Of course none of this is to say that Japan is backwards. Far from it. But at least walking around on the street I no longer got the feeling that the society is at the cutting edge of development and engineering, at least not in the way that I felt it in 1992. We are also visiting South Korea and Taiwan on this trip, both places with more-recent leaps in economic output, so it will be interesting to see if they also feel "stuck in the 90s" or if the walk-around experience feels more modern.
All of this is just anecdotal, of course. The "how does it feel walking around" measure is based on individual perceptions and influenced by chance encounters, the weather, the number of bugs, and so on.
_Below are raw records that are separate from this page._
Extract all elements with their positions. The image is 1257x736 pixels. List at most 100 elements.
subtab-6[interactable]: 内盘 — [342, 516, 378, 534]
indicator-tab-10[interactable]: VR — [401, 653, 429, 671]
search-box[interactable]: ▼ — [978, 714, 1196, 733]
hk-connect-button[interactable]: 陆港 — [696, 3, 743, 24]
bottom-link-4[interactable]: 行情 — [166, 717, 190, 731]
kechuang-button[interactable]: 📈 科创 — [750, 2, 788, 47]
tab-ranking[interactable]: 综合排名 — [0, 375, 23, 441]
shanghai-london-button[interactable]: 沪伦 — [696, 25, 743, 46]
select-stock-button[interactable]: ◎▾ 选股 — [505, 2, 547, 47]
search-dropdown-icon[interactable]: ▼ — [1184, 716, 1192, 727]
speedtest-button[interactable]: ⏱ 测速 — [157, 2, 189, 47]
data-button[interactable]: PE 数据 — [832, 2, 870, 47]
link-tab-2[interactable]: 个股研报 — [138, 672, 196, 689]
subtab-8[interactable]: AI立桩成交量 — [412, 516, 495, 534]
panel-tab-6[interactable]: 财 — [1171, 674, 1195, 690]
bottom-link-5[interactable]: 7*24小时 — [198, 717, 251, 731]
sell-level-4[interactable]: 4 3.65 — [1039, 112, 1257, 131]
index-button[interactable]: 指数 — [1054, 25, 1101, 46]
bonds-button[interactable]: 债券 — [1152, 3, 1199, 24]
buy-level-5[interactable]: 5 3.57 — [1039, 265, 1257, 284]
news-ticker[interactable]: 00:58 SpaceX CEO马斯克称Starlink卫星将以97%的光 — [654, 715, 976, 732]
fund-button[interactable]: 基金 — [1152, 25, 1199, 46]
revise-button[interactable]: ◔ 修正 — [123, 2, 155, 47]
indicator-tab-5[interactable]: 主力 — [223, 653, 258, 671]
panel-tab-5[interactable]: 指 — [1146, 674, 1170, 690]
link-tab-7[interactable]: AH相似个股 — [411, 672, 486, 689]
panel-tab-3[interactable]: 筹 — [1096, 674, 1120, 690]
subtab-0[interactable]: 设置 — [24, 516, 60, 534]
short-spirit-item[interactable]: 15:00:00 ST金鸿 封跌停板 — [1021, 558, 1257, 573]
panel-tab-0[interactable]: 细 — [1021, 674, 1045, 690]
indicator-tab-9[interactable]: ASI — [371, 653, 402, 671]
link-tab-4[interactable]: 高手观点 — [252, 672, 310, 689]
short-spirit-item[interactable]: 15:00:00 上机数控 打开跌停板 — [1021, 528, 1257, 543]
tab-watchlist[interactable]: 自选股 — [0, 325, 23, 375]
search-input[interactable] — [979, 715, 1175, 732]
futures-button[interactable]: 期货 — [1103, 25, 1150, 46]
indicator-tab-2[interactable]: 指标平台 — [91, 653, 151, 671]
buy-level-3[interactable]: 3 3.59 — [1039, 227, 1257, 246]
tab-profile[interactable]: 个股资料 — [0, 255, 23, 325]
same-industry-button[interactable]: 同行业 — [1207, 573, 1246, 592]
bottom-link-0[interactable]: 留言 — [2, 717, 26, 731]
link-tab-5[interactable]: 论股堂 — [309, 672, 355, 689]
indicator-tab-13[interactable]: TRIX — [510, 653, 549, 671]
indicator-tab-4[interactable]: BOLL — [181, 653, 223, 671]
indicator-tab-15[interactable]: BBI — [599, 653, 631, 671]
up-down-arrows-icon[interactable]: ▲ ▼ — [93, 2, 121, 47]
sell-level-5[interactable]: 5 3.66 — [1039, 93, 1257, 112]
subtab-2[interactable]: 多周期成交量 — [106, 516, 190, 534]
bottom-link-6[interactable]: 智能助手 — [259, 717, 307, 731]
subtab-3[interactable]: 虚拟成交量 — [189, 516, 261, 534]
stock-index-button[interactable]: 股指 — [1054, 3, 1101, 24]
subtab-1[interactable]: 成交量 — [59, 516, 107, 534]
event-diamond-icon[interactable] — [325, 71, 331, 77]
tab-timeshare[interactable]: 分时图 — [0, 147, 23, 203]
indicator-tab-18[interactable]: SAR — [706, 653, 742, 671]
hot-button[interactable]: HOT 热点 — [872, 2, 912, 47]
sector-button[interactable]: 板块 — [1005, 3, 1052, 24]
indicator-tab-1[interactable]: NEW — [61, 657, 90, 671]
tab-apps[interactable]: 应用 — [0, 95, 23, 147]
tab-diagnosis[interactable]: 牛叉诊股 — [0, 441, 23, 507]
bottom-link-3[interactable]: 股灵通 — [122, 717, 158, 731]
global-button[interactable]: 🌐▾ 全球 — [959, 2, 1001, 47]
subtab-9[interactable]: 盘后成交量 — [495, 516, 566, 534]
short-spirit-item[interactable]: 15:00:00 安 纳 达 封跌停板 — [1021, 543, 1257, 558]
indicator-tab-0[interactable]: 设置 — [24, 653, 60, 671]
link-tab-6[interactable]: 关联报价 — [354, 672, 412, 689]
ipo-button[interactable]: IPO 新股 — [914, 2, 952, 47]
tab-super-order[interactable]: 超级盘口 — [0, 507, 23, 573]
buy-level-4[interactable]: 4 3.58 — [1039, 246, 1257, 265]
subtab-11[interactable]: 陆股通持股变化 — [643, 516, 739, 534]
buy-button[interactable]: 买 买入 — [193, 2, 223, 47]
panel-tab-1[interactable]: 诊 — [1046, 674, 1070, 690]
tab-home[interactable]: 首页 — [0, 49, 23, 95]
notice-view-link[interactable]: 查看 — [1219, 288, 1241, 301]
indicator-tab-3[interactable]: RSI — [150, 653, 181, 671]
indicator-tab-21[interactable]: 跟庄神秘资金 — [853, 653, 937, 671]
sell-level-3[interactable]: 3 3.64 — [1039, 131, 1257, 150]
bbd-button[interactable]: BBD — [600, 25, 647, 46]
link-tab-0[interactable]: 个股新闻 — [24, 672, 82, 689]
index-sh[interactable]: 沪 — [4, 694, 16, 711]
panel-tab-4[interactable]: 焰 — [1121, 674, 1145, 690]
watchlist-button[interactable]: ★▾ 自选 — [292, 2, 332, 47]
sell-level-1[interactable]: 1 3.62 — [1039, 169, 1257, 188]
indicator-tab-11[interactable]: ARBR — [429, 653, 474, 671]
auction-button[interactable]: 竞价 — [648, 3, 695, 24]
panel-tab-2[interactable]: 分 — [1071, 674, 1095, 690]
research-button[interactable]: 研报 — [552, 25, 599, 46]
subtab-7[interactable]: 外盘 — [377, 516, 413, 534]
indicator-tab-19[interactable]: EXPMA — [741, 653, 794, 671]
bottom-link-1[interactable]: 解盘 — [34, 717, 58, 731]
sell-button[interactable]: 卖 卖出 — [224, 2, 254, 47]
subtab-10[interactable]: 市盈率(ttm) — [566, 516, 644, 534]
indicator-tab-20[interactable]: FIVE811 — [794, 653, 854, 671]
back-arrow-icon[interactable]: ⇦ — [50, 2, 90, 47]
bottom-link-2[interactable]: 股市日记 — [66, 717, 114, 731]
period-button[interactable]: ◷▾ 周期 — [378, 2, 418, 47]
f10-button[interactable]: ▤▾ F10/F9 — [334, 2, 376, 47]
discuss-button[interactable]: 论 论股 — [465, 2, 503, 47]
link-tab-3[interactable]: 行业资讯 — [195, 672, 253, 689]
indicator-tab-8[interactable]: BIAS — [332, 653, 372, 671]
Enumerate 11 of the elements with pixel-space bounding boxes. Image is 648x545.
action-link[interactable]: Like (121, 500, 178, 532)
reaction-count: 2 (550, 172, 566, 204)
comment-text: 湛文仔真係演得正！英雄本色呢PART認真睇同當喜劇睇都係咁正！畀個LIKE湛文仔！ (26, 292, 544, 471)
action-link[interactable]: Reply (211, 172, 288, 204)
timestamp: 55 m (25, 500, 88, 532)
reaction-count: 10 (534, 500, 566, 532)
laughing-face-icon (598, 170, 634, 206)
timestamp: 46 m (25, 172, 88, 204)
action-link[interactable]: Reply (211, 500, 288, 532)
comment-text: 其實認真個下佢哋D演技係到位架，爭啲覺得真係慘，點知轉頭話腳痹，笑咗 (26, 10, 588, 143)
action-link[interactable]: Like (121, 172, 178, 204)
Really, though, isn't that what all travel is about? I loved Buenos Aires because the "walking around feel" of the place was modern and clean and safe. Not as modern and clean and safe as Tokyo, but much more modern, clean, and safe than Mexico City. In Buenos Aires that facade is hiding a lot of economic pain and suffering. And perhaps the slightly aged "feel" to Japan is hiding a lot of underlying prosperity--certainly Japan still ranks high on almost any measure of human development (the kids are working on short essays today on Japan's life expectancy rate, so we will see what ideas they come up with about the place.)
Either way, for Becca and me it was delightful to stumble onto a few vestiges of our college years, even while it was a bit perplexing to need to get cash out of an ATM just to feed it back into a kiosk to buy a train ticket.